Quite why he’s done this, 22 years since the third and final Bronski Beat album, is unclear. That it includes versions of three songs that didn’t make the original cut, as well as three new ones (two on a New & Remixed second disc which compiles all three in a variety of forms), muddies the water further.
Stranger still is the fact that the new tracks are clearly cut from a different cloth, though fortunately an uninspiring cover of Sylvester’s Stars and the Hi-NRG romp that is I’ll Be Gone are eclipsed by A Flower For Dandara, whose intent is far more transparent: featuring Strawberry Switchblade’s Rose McDowall, it’s a spartan, shimmering eulogy to the transgender Brazilian woman brutally murdered earlier this year.

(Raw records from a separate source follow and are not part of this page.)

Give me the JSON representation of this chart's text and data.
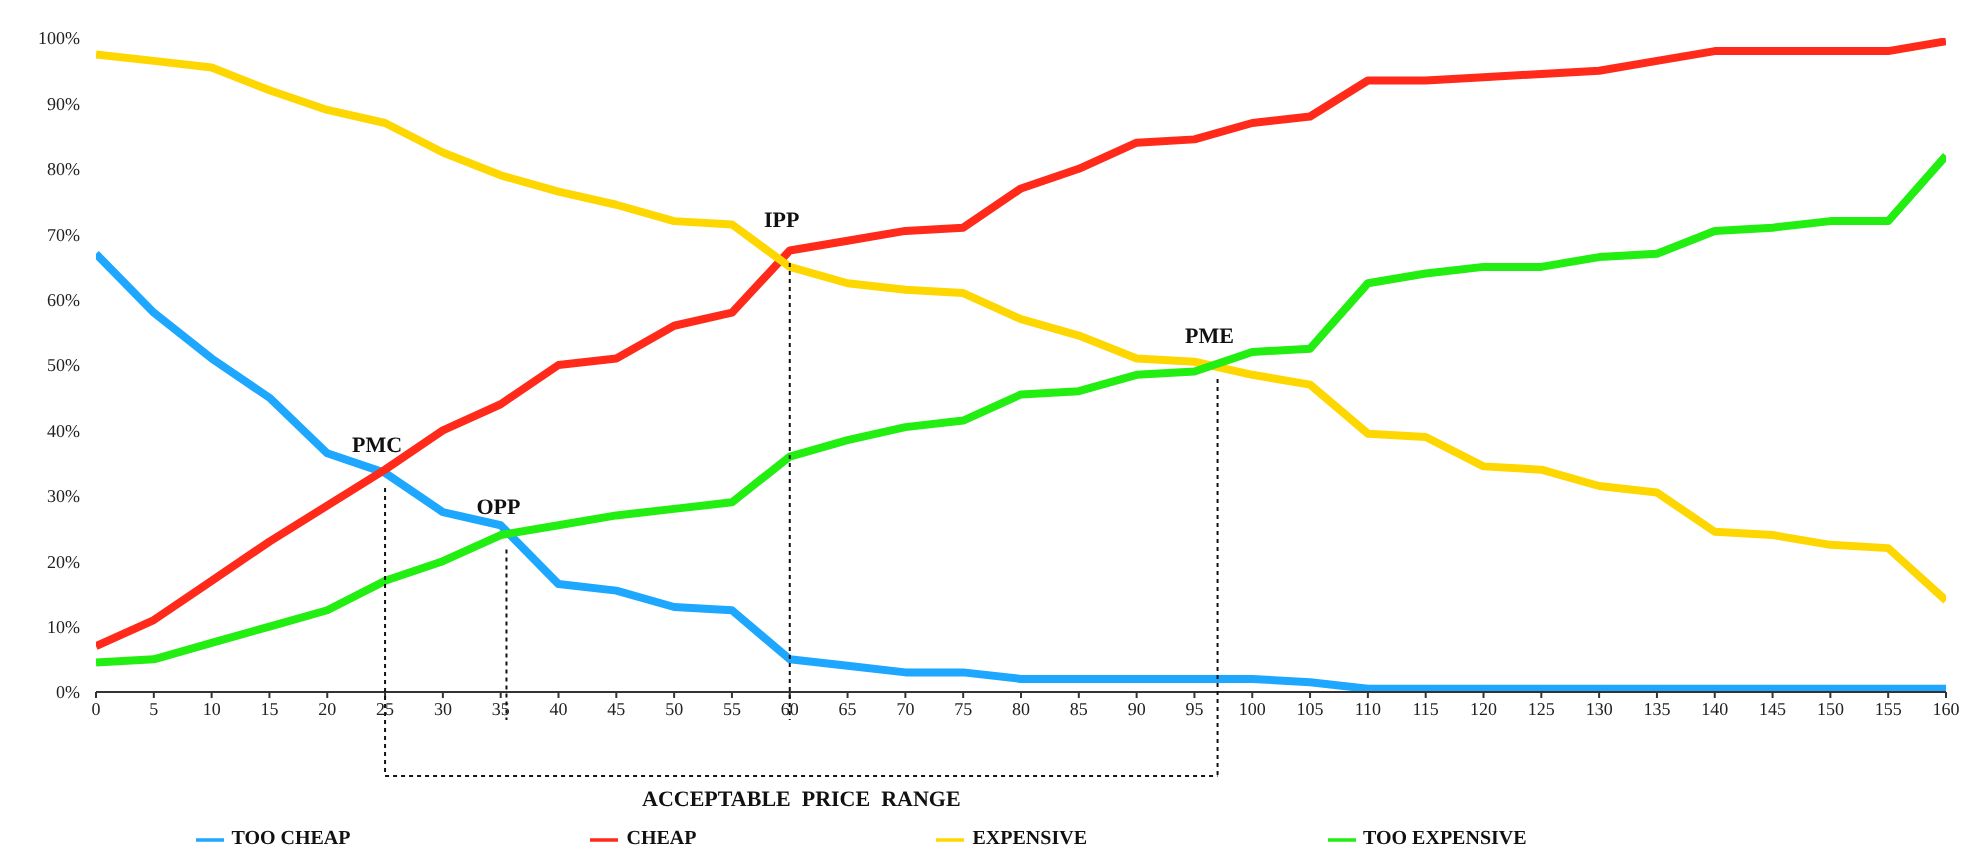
{
  "chart_data": {
    "type": "line",
    "x": [
      0,
      5,
      10,
      15,
      20,
      25,
      30,
      35,
      40,
      45,
      50,
      55,
      60,
      65,
      70,
      75,
      80,
      85,
      90,
      95,
      100,
      105,
      110,
      115,
      120,
      125,
      130,
      135,
      140,
      145,
      150,
      155,
      160
    ],
    "series": [
      {
        "name": "TOO CHEAP",
        "color": "#1ea7ff",
        "values": [
          67,
          58,
          51,
          45,
          36.5,
          33.5,
          27.5,
          25.5,
          16.5,
          15.5,
          13,
          12.5,
          5,
          4,
          3,
          3,
          2,
          2,
          2,
          2,
          2,
          1.5,
          0.5,
          0.5,
          0.5,
          0.5,
          0.5,
          0.5,
          0.5,
          0.5,
          0.5,
          0.5,
          0.5
        ]
      },
      {
        "name": "CHEAP",
        "color": "#ff2a1a",
        "values": [
          7,
          11,
          17,
          23,
          28.5,
          34,
          40,
          44,
          50,
          51,
          56,
          58,
          67.5,
          69,
          70.5,
          71,
          77,
          80,
          84,
          84.5,
          87,
          88,
          93.5,
          93.5,
          94,
          94.5,
          95,
          96.5,
          98,
          98,
          98,
          98,
          99.5
        ]
      },
      {
        "name": "EXPENSIVE",
        "color": "#ffd700",
        "values": [
          97.5,
          96.5,
          95.5,
          92,
          89,
          87,
          82.5,
          79,
          76.5,
          74.5,
          72,
          71.5,
          65,
          62.5,
          61.5,
          61,
          57,
          54.5,
          51,
          50.5,
          48.5,
          47,
          39.5,
          39,
          34.5,
          34,
          31.5,
          30.5,
          24.5,
          24,
          22.5,
          22,
          14
        ]
      },
      {
        "name": "TOO EXPENSIVE",
        "color": "#22ee11",
        "values": [
          4.5,
          5,
          7.5,
          10,
          12.5,
          17,
          20,
          24,
          25.5,
          27,
          28,
          29,
          36,
          38.5,
          40.5,
          41.5,
          45.5,
          46,
          48.5,
          49,
          52,
          52.5,
          62.5,
          64,
          65,
          65,
          66.5,
          67,
          70.5,
          71,
          72,
          72,
          82
        ]
      }
    ],
    "xlim": [
      0,
      160
    ],
    "xticks": [
      0,
      5,
      10,
      15,
      20,
      25,
      30,
      35,
      40,
      45,
      50,
      55,
      60,
      65,
      70,
      75,
      80,
      85,
      90,
      95,
      100,
      105,
      110,
      115,
      120,
      125,
      130,
      135,
      140,
      145,
      150,
      155,
      160
    ],
    "ylim": [
      0,
      100
    ],
    "yticks": [
      {
        "value": 0,
        "label": "0%"
      },
      {
        "value": 10,
        "label": "10%"
      },
      {
        "value": 20,
        "label": "20%"
      },
      {
        "value": 30,
        "label": "30%"
      },
      {
        "value": 40,
        "label": "40%"
      },
      {
        "value": 50,
        "label": "50%"
      },
      {
        "value": 60,
        "label": "60%"
      },
      {
        "value": 70,
        "label": "70%"
      },
      {
        "value": 80,
        "label": "80%"
      },
      {
        "value": 90,
        "label": "90%"
      },
      {
        "value": 100,
        "label": "100%"
      }
    ],
    "annotations": [
      {
        "text": "PMC",
        "x": 25,
        "y": 34
      },
      {
        "text": "OPP",
        "x": 35.5,
        "y": 25
      },
      {
        "text": "IPP",
        "x": 60,
        "y": 67
      },
      {
        "text": "PME",
        "x": 97,
        "y": 50
      },
      "ACCEPTABLE  PRICE  RANGE"
    ],
    "ref_lines": [
      {
        "axis": "x",
        "value": 25,
        "line_style": "dotted",
        "color": "#111111"
      },
      {
        "axis": "x",
        "value": 35.5,
        "line_style": "dotted",
        "color": "#111111"
      },
      {
        "axis": "x",
        "value": 60,
        "line_style": "dotted",
        "color": "#111111"
      },
      {
        "axis": "x",
        "value": 97,
        "line_style": "dotted",
        "color": "#111111"
      }
    ],
    "grid": false,
    "legend": "bottom",
    "marker": "none",
    "line_style": "solid"
  }
}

“For the most part, however, The Age Of Reason stays fairly true to the Somerville originals, something helped by Granville’s ability to mimic his predecessor’s falsetto.” – Wyndham Wallace
The problem is the 1984 versions remain definitive: the new Why?’s beat is merely heavier, Screaming’s percussion seems tinnier, Heatwave lacks the knowing kitsch, while Junk misses the original’s subtle malevolence, replacing it with a more upbeat, incongruous feel.
To be fair, there’s an intriguing effort to combine No More War and It Ain’t Necessarily So, which segue together effectively and – wisely – no attempt is made to outdo the memorable cover of Donna Summer and Giorgio Moroder’s I Feel Love. Smalltown Boy, though, isn’t spared the painful irony of having the vital, heartrending intimacy beaten out of it, begging the question of why exactly Bronski chose to revisit Consent’s almost perfect renditions.